THE GENERAL LEE | JOHNNY CASH | THE DUKES OF HAZZARD

In A Song A Day, I’ll hit shuffle on my full Spotify collection of songs and write an immediate reaction to the first thing that comes up.

When I decided to start this project, I don’t think I could have hoped for an easier layup to start things off.

I’ve loved this song since the late 90s, since my peak of Johnny Cash superfandom. This song is the kind of ridiculous shit that only Johnny Cash could make cool- from a cash-in album put together to capitalize on the success of The Dukes of Hazzard, this song is written from the point of view of a muscle car, describing its thirst for fun and adventure in tones that make it sound like a kid’s loyal dog. The arrangement’s nuts in a very early-80s way, with way too many backup singers oohing and ahhing and a piano part that sounds like it came out of an old-west saloon.

But turning kitsch into gold was always a Cash long suit, and he does it here (it helps that the tick-tocky guitar parts on this thing chug along righteously; and note that, despite the video above, I’m pretty sure that’s not Waylon Jennings playing guitar). Goddamned if this thing doesn’t sound like an anthem of some kind. It’s the magic of Johnny Cash’s voice that he can make lines like “I’m the best pal the Duke Boys ever had / I’m thunder on the highway lookin’ bad, bad, bad” sound, well, if not cool at least vaguely serious and fun.
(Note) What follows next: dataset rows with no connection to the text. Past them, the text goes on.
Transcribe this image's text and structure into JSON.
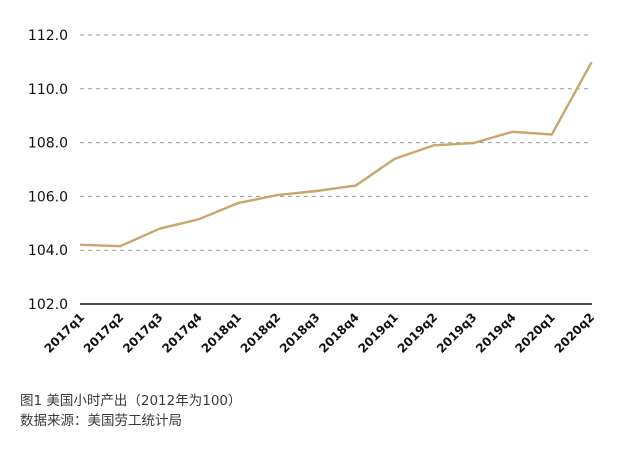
{
  "chart_data": {
    "type": "line",
    "title": "图1 美国小时产出（2012年为100）",
    "source": "数据来源：美国劳工统计局",
    "xlabel": "",
    "ylabel": "",
    "ylim": [
      102,
      112
    ],
    "yticks": [
      "102.0",
      "104.0",
      "106.0",
      "108.0",
      "110.0",
      "112.0"
    ],
    "ytick_values": [
      102,
      104,
      106,
      108,
      110,
      112
    ],
    "grid": "horizontal-dashed",
    "categories": [
      "2017q1",
      "2017q2",
      "2017q3",
      "2017q4",
      "2018q1",
      "2018q2",
      "2018q3",
      "2018q4",
      "2019q1",
      "2019q2",
      "2019q3",
      "2019q4",
      "2020q1",
      "2020q2"
    ],
    "series": [
      {
        "name": "美国小时产出",
        "color": "#c9a66b",
        "values": [
          104.2,
          104.15,
          104.8,
          105.15,
          105.75,
          106.05,
          106.2,
          106.4,
          107.4,
          107.9,
          107.98,
          108.4,
          108.3,
          110.95
        ]
      }
    ]
  }
}
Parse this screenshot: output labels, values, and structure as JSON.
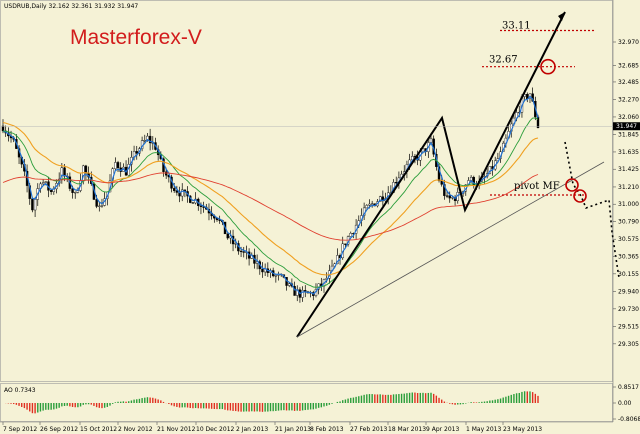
{
  "chart_data": [
    {
      "type": "candlestick",
      "title": "USDRUB,Daily",
      "ohlc_header": "32.162 32.361 31.932 31.947",
      "watermark": "Masterforex-V",
      "current_price": "31.947",
      "y_ticks": [
        "32.970",
        "32.685",
        "32.485",
        "32.270",
        "32.060",
        "31.845",
        "31.635",
        "31.425",
        "31.210",
        "31.000",
        "30.790",
        "30.575",
        "30.365",
        "30.155",
        "29.940",
        "29.730",
        "29.515",
        "29.305"
      ],
      "ylim": [
        29.25,
        33.15
      ],
      "x_ticks": [
        "7 Sep 2012",
        "26 Sep 2012",
        "15 Oct 2012",
        "2 Nov 2012",
        "21 Nov 2012",
        "10 Dec 2012",
        "2 Jan 2013",
        "21 Jan 2013",
        "8 Feb 2013",
        "27 Feb 2013",
        "18 Mar 2013",
        "9 Apr 2013",
        "1 May 2013",
        "23 May 2013"
      ],
      "annotations": [
        {
          "text": "33.11",
          "value": 33.11
        },
        {
          "text": "32.67",
          "value": 32.67
        },
        {
          "text": "pivot MF",
          "value": 31.0
        }
      ],
      "moving_averages": [
        "blue",
        "green",
        "orange",
        "red"
      ],
      "colors": {
        "background": "#f5f2d6",
        "candles": "#000000",
        "ma_fast": "#1e6fd0",
        "ma_mid": "#2a9d3a",
        "ma_slow": "#f0a020",
        "ma_long": "#e04030",
        "target": "#c00000"
      }
    },
    {
      "type": "bar",
      "title": "AO 0.7343",
      "y_ticks": [
        "0.8517",
        "0.00",
        "-0.8068"
      ],
      "ylim": [
        -0.8068,
        0.8517
      ],
      "colors": {
        "up": "#2a9d3a",
        "down": "#e03020"
      }
    }
  ]
}
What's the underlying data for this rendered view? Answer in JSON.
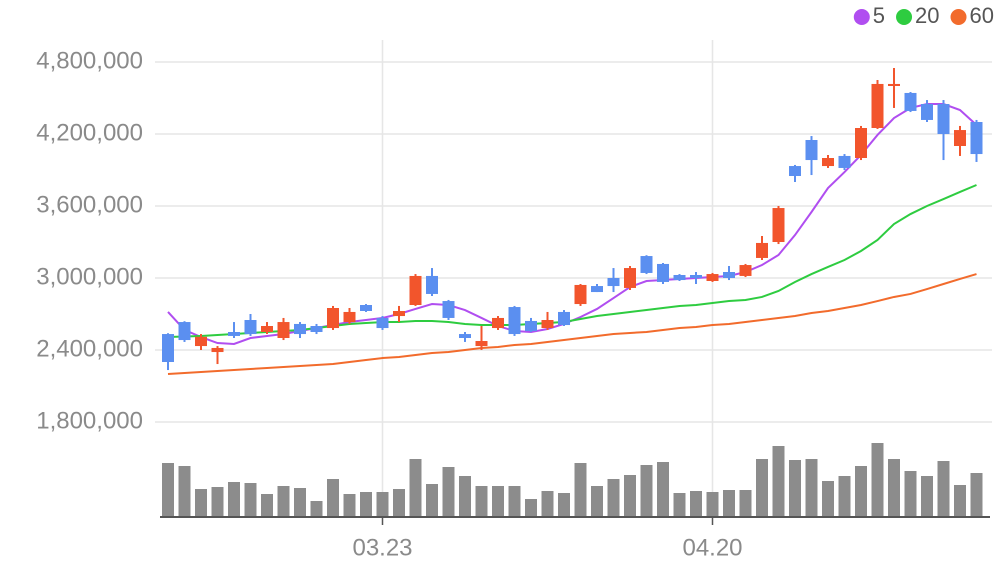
{
  "chart_data": {
    "type": "candlestick",
    "categories": [
      null,
      null,
      null,
      null,
      null,
      null,
      null,
      null,
      null,
      null,
      null,
      null,
      null,
      "03.23",
      null,
      null,
      null,
      null,
      null,
      null,
      null,
      null,
      null,
      null,
      null,
      null,
      null,
      null,
      null,
      null,
      null,
      null,
      null,
      "04.20",
      null,
      null,
      null,
      null,
      null,
      null,
      null,
      null,
      null,
      null,
      null,
      null,
      null,
      null,
      null,
      null
    ],
    "open": [
      2533000,
      2633000,
      2433000,
      2383000,
      2550000,
      2650000,
      2550000,
      2500000,
      2617000,
      2600000,
      2583000,
      2633000,
      2775000,
      2667000,
      2683000,
      2775000,
      3017000,
      2808000,
      2533000,
      2433000,
      2583000,
      2758000,
      2642000,
      2583000,
      2717000,
      2783000,
      2933000,
      3000000,
      2917000,
      3183000,
      3117000,
      3025000,
      3025000,
      2975000,
      3050000,
      3017000,
      3167000,
      3300000,
      3933000,
      4150000,
      3933000,
      4017000,
      4000000,
      4250000,
      4600000,
      4542000,
      4450000,
      4450000,
      4100000,
      4300000
    ],
    "high": [
      2540000,
      2640000,
      2533000,
      2433000,
      2633000,
      2700000,
      2633000,
      2667000,
      2633000,
      2617000,
      2767000,
      2750000,
      2783000,
      2683000,
      2767000,
      3033000,
      3083000,
      2817000,
      2550000,
      2600000,
      2683000,
      2767000,
      2667000,
      2717000,
      2733000,
      2950000,
      2950000,
      3083000,
      3100000,
      3190000,
      3125000,
      3033000,
      3050000,
      3042000,
      3100000,
      3117000,
      3350000,
      3600000,
      3942000,
      4183000,
      4025000,
      4033000,
      4267000,
      4650000,
      4750000,
      4550000,
      4483000,
      4483000,
      4267000,
      4317000
    ],
    "low": [
      2233000,
      2467000,
      2400000,
      2283000,
      2500000,
      2517000,
      2533000,
      2483000,
      2500000,
      2533000,
      2567000,
      2617000,
      2717000,
      2567000,
      2633000,
      2767000,
      2850000,
      2650000,
      2467000,
      2400000,
      2567000,
      2517000,
      2550000,
      2567000,
      2600000,
      2767000,
      2883000,
      2883000,
      2900000,
      3033000,
      2950000,
      2975000,
      2950000,
      2967000,
      2983000,
      3008000,
      3150000,
      3283000,
      3800000,
      3858000,
      3917000,
      3900000,
      3983000,
      4242000,
      4417000,
      4383000,
      4300000,
      3983000,
      4017000,
      3967000
    ],
    "close": [
      2300000,
      2483000,
      2510000,
      2417000,
      2517000,
      2533000,
      2600000,
      2633000,
      2533000,
      2550000,
      2750000,
      2717000,
      2725000,
      2583000,
      2725000,
      3017000,
      2867000,
      2667000,
      2500000,
      2475000,
      2667000,
      2533000,
      2558000,
      2650000,
      2608000,
      2942000,
      2883000,
      2933000,
      3083000,
      3042000,
      2967000,
      2983000,
      3000000,
      3033000,
      3000000,
      3108000,
      3292000,
      3583000,
      3850000,
      3983000,
      4000000,
      3917000,
      4250000,
      4617000,
      4617000,
      4392000,
      4317000,
      4200000,
      4233000,
      4033000
    ],
    "up_color": "#f2552c",
    "down_color": "#5b8ff0",
    "series": [
      {
        "name": "5",
        "color": "#b04ef0",
        "values": [
          2717000,
          2567000,
          2508000,
          2458000,
          2450000,
          2500000,
          2517000,
          2533000,
          2558000,
          2583000,
          2608000,
          2633000,
          2650000,
          2667000,
          2700000,
          2742000,
          2783000,
          2775000,
          2733000,
          2667000,
          2600000,
          2558000,
          2550000,
          2575000,
          2617000,
          2675000,
          2742000,
          2833000,
          2925000,
          2975000,
          2983000,
          2992000,
          3000000,
          3008000,
          3017000,
          3050000,
          3108000,
          3192000,
          3358000,
          3550000,
          3750000,
          3883000,
          4025000,
          4192000,
          4333000,
          4417000,
          4450000,
          4450000,
          4400000,
          4275000
        ]
      },
      {
        "name": "20",
        "color": "#2ecc40",
        "values": [
          2508000,
          2512000,
          2517000,
          2525000,
          2533000,
          2542000,
          2550000,
          2558000,
          2567000,
          2583000,
          2600000,
          2617000,
          2625000,
          2633000,
          2633000,
          2642000,
          2642000,
          2633000,
          2617000,
          2608000,
          2608000,
          2608000,
          2617000,
          2625000,
          2633000,
          2658000,
          2683000,
          2700000,
          2717000,
          2733000,
          2750000,
          2767000,
          2775000,
          2792000,
          2808000,
          2817000,
          2842000,
          2892000,
          2967000,
          3033000,
          3092000,
          3150000,
          3225000,
          3317000,
          3450000,
          3533000,
          3600000,
          3658000,
          3717000,
          3775000
        ]
      },
      {
        "name": "60",
        "color": "#f26b2c",
        "values": [
          2200000,
          2208000,
          2217000,
          2225000,
          2233000,
          2242000,
          2250000,
          2258000,
          2267000,
          2275000,
          2283000,
          2300000,
          2317000,
          2333000,
          2342000,
          2358000,
          2375000,
          2383000,
          2400000,
          2417000,
          2425000,
          2442000,
          2450000,
          2467000,
          2483000,
          2500000,
          2517000,
          2533000,
          2542000,
          2550000,
          2567000,
          2583000,
          2592000,
          2608000,
          2617000,
          2633000,
          2650000,
          2667000,
          2683000,
          2708000,
          2725000,
          2750000,
          2775000,
          2808000,
          2842000,
          2867000,
          2908000,
          2950000,
          2992000,
          3033000
        ]
      }
    ],
    "volume": {
      "color": "#8c8c8c",
      "lim": [
        0,
        80
      ],
      "values": [
        54,
        51,
        28,
        30,
        35,
        34,
        23,
        31,
        29,
        16,
        38,
        23,
        25,
        25,
        28,
        58,
        33,
        50,
        41,
        31,
        31,
        31,
        18,
        26,
        24,
        54,
        31,
        38,
        42,
        52,
        55,
        24,
        26,
        25,
        27,
        27,
        58,
        71,
        57,
        58,
        36,
        41,
        51,
        74,
        58,
        46,
        41,
        56,
        32,
        44
      ]
    },
    "ylim": [
      1800000,
      4800000
    ],
    "yticks": [
      {
        "value": 1800000,
        "label": "1,800,000"
      },
      {
        "value": 2400000,
        "label": "2,400,000"
      },
      {
        "value": 3000000,
        "label": "3,000,000"
      },
      {
        "value": 3600000,
        "label": "3,600,000"
      },
      {
        "value": 4200000,
        "label": "4,200,000"
      },
      {
        "value": 4800000,
        "label": "4,800,000"
      }
    ],
    "grid": true,
    "legend": "top-right"
  }
}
There’s a vague reference to the flag waving proudly, and that’s a little squicky given that the roof of the car has a Confederate battle flag, but I think this is the kind of thing you have to just shrug and consign to being from the past. Having read a bunch about Johnny Cash, I actually think there’s a decent chance he’d be on the right side of the Confederate monuments debate. That’s unknowable, of course, but that’s my read. Anyway, this is a really fun song that revels in its own dumbness, despite that weird little extra contextual thing. The ending is more of the same: cheesy bad car engine sound effects, and a problematic-but-atavistically-fun sounding of the General Lee’s “Dixie” horn.